Nesta terça-feira (30), a Turquia intensificou os seus bombardeios contra os Curdos na região de Afrin, no norte da Síria. Ouvimos muito falar sobre a Síria e a sua guerra civil, mas pouco se fala sobre um conflito diferente, que divide o mesmo espaço geográfico.

A Turquia lançou uma ofensiva no dia 20 de janeiro, contra a milícia curda das Unidades de Proteção do Povo (YPG), considerada “terrorista” pelos turcos. A situação é delicada pois a YPG é a principal aliada da colisão comandada pelos EUA, que luta contra o Estado Islâmico (EI) e controla a região de Afrin. Por outro lado, a Turquia é um aliado estratégico da OTAN.

O presidente americano, Donald Trump, fez um apelo para que a Turquia evite ações que possam causar um conflito entre tropas americanas e turcas, atrapalhando os seus esforços contra o EI. O presidente turco, Recep Tayyip Erdogan, prontamente ignorou o apelo de Trump e prometeu levar a batalha ainda mais longe, até a fronteira com o Iraque, onde cerca de 2000 soldados americanos estão posicionados.

 Quem são os curdos e por que eles estão sendo atacados?

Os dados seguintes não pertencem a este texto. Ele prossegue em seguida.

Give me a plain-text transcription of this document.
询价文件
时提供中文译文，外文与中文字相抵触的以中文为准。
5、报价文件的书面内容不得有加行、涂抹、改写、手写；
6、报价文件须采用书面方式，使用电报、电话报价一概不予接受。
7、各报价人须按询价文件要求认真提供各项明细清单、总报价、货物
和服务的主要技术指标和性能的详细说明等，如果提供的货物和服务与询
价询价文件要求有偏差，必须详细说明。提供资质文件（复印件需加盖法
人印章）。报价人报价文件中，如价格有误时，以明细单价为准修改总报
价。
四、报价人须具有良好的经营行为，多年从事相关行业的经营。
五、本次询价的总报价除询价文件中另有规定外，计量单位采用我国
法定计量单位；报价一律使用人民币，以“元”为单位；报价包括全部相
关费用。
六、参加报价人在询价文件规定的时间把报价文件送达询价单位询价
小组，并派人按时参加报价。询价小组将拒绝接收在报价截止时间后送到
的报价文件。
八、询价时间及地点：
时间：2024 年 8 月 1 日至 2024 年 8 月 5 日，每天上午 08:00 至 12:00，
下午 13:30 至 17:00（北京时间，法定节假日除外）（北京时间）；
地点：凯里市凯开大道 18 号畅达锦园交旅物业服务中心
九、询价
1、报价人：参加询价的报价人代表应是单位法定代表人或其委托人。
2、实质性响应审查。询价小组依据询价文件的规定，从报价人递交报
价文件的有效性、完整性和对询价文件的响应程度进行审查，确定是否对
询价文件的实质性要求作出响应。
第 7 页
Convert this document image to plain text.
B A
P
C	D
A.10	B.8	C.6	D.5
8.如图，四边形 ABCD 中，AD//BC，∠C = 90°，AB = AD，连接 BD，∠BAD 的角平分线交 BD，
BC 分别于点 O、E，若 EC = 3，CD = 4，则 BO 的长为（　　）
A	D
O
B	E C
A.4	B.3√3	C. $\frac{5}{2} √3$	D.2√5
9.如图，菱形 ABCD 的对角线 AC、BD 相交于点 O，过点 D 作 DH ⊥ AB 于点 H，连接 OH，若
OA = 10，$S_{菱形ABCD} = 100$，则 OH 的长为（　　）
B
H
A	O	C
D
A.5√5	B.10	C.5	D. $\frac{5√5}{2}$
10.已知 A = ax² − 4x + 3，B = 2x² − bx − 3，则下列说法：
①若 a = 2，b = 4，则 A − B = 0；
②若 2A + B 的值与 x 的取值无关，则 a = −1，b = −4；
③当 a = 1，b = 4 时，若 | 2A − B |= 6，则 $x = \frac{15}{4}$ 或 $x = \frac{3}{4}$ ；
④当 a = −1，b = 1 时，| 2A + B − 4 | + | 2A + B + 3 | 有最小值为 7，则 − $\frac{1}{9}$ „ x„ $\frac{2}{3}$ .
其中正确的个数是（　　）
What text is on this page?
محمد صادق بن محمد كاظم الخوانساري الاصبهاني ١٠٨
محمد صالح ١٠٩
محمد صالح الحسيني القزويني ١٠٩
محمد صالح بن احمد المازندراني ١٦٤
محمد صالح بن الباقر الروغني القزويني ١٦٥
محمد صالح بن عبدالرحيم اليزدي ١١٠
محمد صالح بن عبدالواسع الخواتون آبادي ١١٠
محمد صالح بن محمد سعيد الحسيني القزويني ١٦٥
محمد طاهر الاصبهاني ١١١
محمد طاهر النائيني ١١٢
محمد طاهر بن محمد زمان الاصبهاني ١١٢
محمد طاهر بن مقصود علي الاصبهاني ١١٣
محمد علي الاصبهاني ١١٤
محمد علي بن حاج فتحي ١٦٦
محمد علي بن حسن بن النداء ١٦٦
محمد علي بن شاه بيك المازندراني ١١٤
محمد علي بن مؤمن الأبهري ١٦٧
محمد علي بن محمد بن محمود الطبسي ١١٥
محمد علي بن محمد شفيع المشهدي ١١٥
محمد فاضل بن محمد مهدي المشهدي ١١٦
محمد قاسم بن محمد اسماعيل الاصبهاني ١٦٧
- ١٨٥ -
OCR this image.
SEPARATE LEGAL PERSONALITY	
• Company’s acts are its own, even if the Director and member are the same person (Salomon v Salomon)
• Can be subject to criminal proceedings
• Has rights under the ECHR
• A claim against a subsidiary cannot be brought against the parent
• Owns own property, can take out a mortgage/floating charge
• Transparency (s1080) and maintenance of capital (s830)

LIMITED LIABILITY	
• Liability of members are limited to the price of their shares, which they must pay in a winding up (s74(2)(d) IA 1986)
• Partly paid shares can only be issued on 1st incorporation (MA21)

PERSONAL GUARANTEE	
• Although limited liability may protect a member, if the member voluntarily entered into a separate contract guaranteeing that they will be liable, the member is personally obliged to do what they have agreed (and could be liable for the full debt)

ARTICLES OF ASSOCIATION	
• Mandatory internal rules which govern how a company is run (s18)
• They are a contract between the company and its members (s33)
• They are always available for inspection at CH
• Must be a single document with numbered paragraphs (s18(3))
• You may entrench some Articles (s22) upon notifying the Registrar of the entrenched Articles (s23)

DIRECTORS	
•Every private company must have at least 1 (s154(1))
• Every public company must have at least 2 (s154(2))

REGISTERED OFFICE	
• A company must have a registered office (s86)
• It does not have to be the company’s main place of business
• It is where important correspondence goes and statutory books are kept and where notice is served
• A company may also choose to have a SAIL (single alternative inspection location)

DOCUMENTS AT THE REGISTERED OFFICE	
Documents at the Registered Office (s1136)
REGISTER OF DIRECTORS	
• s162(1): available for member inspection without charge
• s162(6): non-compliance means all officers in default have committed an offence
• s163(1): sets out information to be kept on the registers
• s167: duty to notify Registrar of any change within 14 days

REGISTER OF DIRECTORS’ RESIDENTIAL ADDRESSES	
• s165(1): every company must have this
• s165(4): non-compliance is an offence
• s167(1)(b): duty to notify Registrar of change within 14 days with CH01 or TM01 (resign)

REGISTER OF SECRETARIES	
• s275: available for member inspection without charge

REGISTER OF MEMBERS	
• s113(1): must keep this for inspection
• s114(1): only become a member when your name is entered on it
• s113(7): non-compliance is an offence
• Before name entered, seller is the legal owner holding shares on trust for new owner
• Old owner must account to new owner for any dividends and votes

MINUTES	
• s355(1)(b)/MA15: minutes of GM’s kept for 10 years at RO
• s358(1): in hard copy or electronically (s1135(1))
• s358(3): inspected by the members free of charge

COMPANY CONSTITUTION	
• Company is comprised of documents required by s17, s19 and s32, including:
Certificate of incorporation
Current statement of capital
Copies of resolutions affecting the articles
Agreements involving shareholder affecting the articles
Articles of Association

 A história desse conflito vai muito além da ofensiva do dia 20 de janeiro. O meio-oriente é uma região repleta de conflitos étnicos e raciais. Cerca de 30 milhões de indígenas da antiga Mesopotâmia hoje vivem nos territórios da Turquia, Síria, Iraque, Iran e Armênia. Eles são conhecidos como os curdos e, apesar de serem o quarto maior grupo étnico do meio-oriente, não possuem o seu próprio estado.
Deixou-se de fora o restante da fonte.